- The location of the State of Guanabara, within modern State of Rio de Janeiro
- Capital: Rio de Janeiro
- • 1975: 1,356 km^{2} (524 sq mi)
- • 1975: 4,858,000
- • 1960 (first): José Sette Câmara Filho
- • 1971–1975 (last): Chagas Freitas
- • Replacement of the Federal District of Brazil: 1960
- • Disestablished: 1975
- • Country: Fourth Brazilian Republic (1960–1964) Military dictatorship in Brazil (1964–1975)
| Preceded by | Succeeded by |
| / Federal District of Brazil | Rio de Janeiro / |

= Guanabara (state) =

Former state of Brazil (1960–1975)

The State of Guanabara (Estado da Guanabara, /pt-BR/) was a state of Brazil from 1960 to 1975, which included the city of Rio de Janeiro. It was named after Guanabara Bay to the east of the state. It was created from the territory of the old Federal District when the federal capital moved from Rio de Janeiro to Brasília and a new Federal District was erected around the new capital. In 1975 the State of Guanabara was merged with the surrounding State of Rio de Janeiro, within which its territory became the Municipality of Rio de Janeiro.

==History==
In 1834, the city of Rio de Janeiro was elevated to Imperial capital of the Empire of Brazil, and was included in the Neutral Municipality (Município Neutro). The surrounding Province of Rio de Janeiro (which did not include the city) had its capital city in Niterói. When Brazil became a republic in 1889, the city of Rio de Janeiro remained the national capital, and the territory of the Neutral Municipality became the Federal District (Distrito Federal), while the surrounding homonymous province became a state, still with Niterói as its capital.
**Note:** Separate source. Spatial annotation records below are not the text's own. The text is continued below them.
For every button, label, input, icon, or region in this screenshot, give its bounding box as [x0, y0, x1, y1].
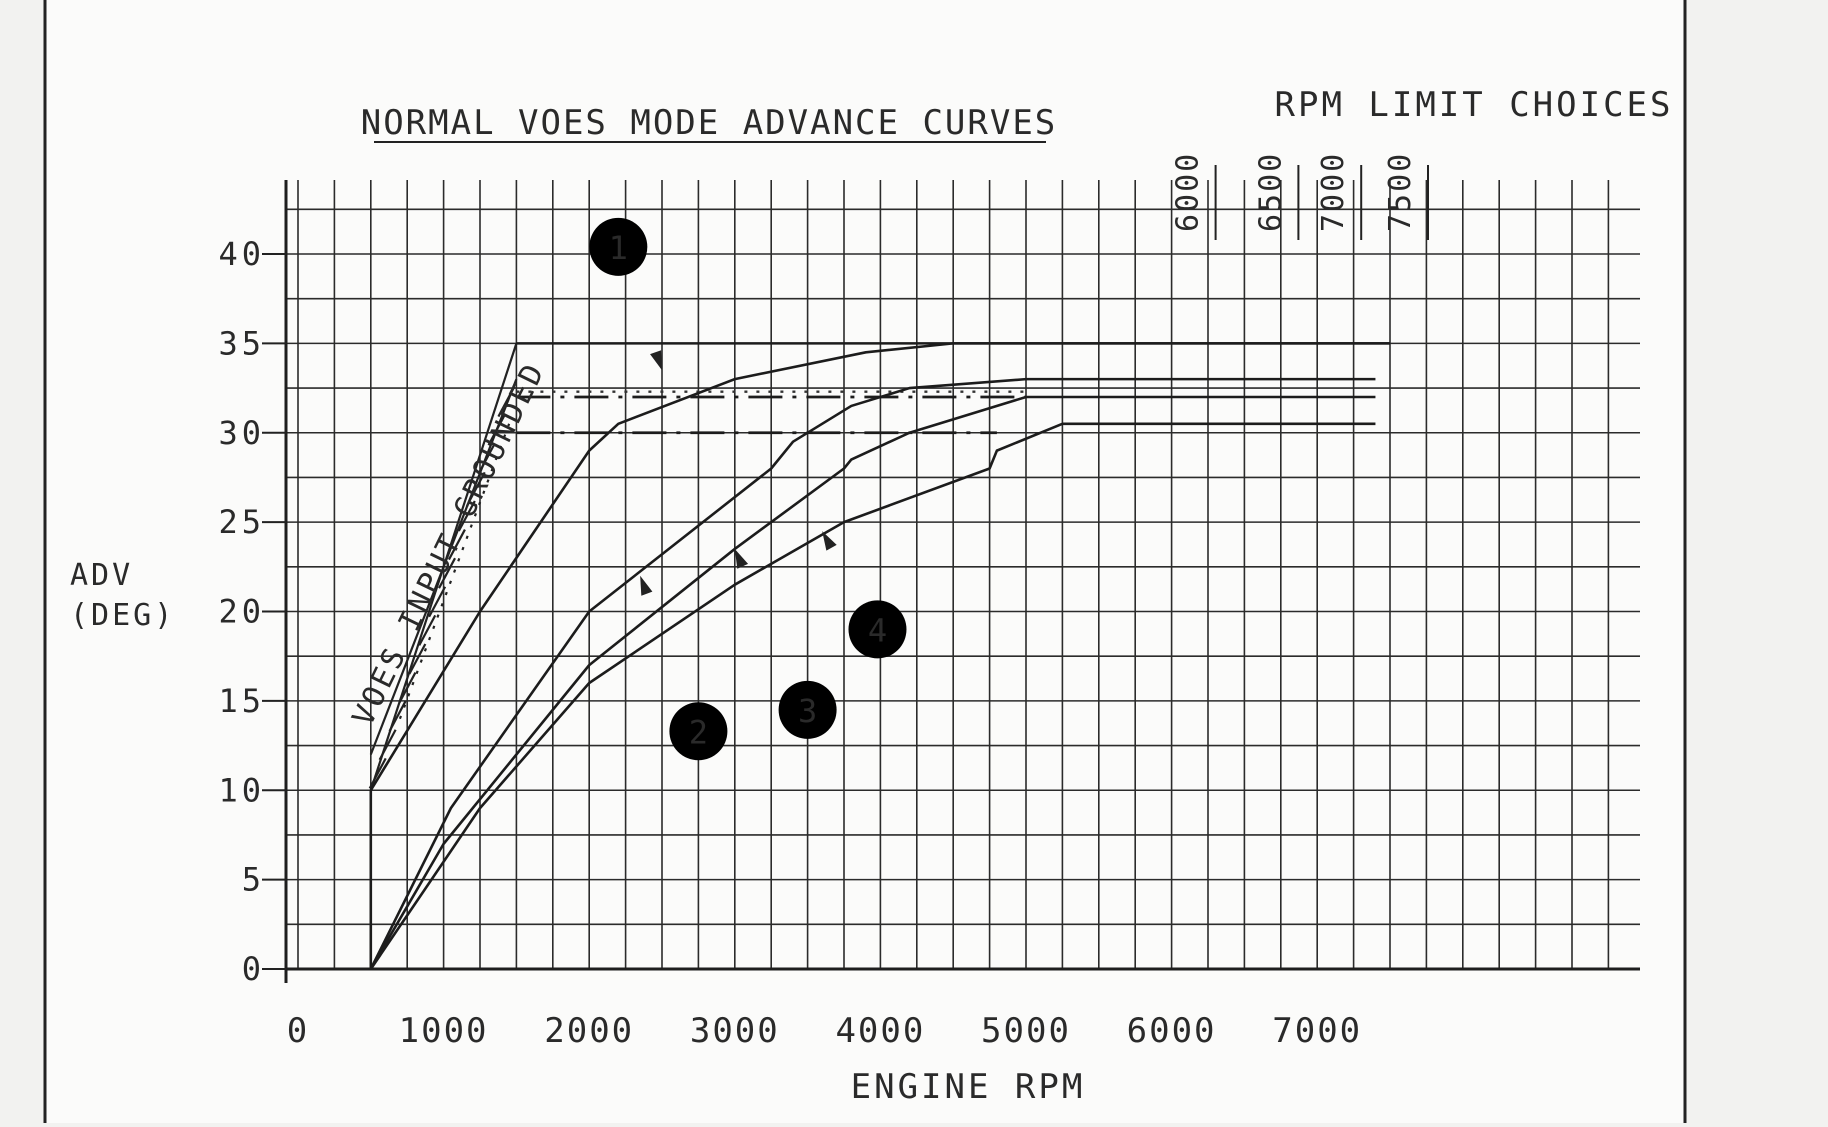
x-tick-label: 1000 [399, 1011, 489, 1051]
chart-axes [284, 180, 1640, 983]
y-tick-label: 15 [218, 682, 265, 720]
voes-hatch-stroke [368, 757, 387, 789]
voes-hatch-stroke [428, 586, 447, 618]
voes-hatch-stroke [487, 414, 506, 446]
y-tick-label: 40 [218, 235, 265, 273]
callout-arrow-2 [640, 575, 653, 596]
callout-arrow-1 [650, 350, 662, 371]
voes-hatch-stroke [408, 643, 427, 675]
advance-curve-2 [369, 377, 1376, 970]
voes-hatch-stroke [398, 672, 417, 704]
y-axis-label-line2: (DEG) [70, 598, 175, 633]
y-tick-label: 35 [218, 324, 265, 362]
callout-label-4: 4 [868, 611, 887, 649]
y-tick-label: 10 [218, 771, 265, 809]
x-tick-label: 6000 [1127, 1011, 1217, 1051]
y-tick-label: 0 [242, 950, 265, 988]
x-axis-label: ENGINE RPM [851, 1067, 1086, 1107]
y-tick-label: 5 [242, 861, 265, 899]
y-tick-label: 20 [218, 593, 265, 631]
x-tick-label: 3000 [690, 1011, 780, 1051]
rpm-limit-choice-label: 6500 [1253, 152, 1288, 232]
callout-circle-3 [778, 680, 837, 739]
rpm-limit-choice-label: 7000 [1316, 152, 1351, 232]
callout-label-1: 1 [609, 229, 628, 267]
y-tick-labels: 0 5 10 15 20 25 30 35 40 [218, 235, 286, 988]
chart-frame [43, 0, 1687, 1127]
x-tick-label: 0 [287, 1011, 309, 1051]
advance-curves [369, 342, 1390, 970]
y-tick-label: 25 [218, 503, 265, 541]
rpm-limit-choice-label: 7500 [1383, 152, 1418, 232]
callout-circle-1 [589, 217, 648, 276]
x-tick-label: 5000 [981, 1011, 1071, 1051]
x-tick-label: 7000 [1272, 1011, 1362, 1051]
callout-arrow-3 [734, 548, 749, 569]
callout-label-2: 2 [689, 713, 708, 751]
voes-hatch-stroke [457, 500, 476, 532]
voes-hatch-stroke [388, 700, 407, 732]
voes-hatch-stroke [418, 614, 437, 646]
rpm-limit-choice-label: 6000 [1171, 152, 1206, 232]
callout-circle-4 [848, 600, 907, 659]
chart-title: NORMAL VOES MODE ADVANCE CURVES [361, 103, 1058, 143]
callout-circle-2 [669, 702, 728, 761]
rpm-limit-label: RPM LIMIT CHOICES [1275, 85, 1674, 125]
x-tick-labels: 0 1000 2000 3000 4000 5000 6000 7000 [287, 1011, 1362, 1051]
callout-label-3: 3 [798, 692, 817, 730]
voes-hatch-stroke [467, 471, 486, 503]
curve-callouts: 1 2 3 4 [589, 217, 907, 761]
advance-curve-3 [369, 395, 1376, 970]
callout-arrow-4 [822, 531, 837, 551]
y-tick-label: 30 [218, 414, 265, 452]
voes-hatch-stroke [497, 386, 516, 418]
voes-hatch-band [368, 343, 518, 791]
x-tick-label: 2000 [544, 1011, 634, 1051]
voes-hatch-stroke [477, 443, 496, 475]
voes-hatch-stroke [438, 557, 456, 589]
voes-band-dotted-edge [398, 423, 511, 720]
voes-hatch-stroke [378, 729, 397, 761]
voes-band-edge [369, 378, 518, 755]
advance-curve-4 [369, 422, 1376, 970]
voes-hatch-stroke [447, 529, 466, 561]
rpm-limit-choice-labels: 6000 6500 7000 7500 [1171, 152, 1429, 240]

In 1960 the Fourth Brazilian Republic moved the national capital to Brasília and a new Federal District was created for it. The old Federal District became a state, named Guanabara.

Throughout its 15-year existence, Guanabara was a unique state in many ways. Comprising only one city (albeit a large one), Guanabara was the smallest Brazilian state by land. It also had the peculiarity of being the only Brazilian state that was not divided into municipalities. There was no mayor, municipal legislature or any other municipal government institution there, as the city of Rio de Janeiro was directly administered by the state government of Guanabara. On the other hand, that also meant that the Guanabara state government had some functions that were normally assigned to municipalities elsewhere, such as regulating urban zoning, inspecting the safety of buildings, or issuing licenses for commercial venues, for example.

All the characteristics disappeared in 1975, when the military dictatorship merged the state of Guanabara into the state of Rio de Janeiro. (Legally, the merger dissolved both Guanabara and Rio de Janeiro, creating a new state, also named Rio de Janeiro.) The capital of the reconstituted state of Rio de Janeiro was changed from Niterói back to the city of Rio de Janeiro, as had been the case until 1834.

==Electoral history==
In gubernatorial elections held on 3 October 1965, Francisco Negrão de Lima, a candidate supported by a coalition formed by PTB and PSD and a close associate of former President Juscelino Kubitschek, won the race to be the state's governor, garnering 52% of the votes cast.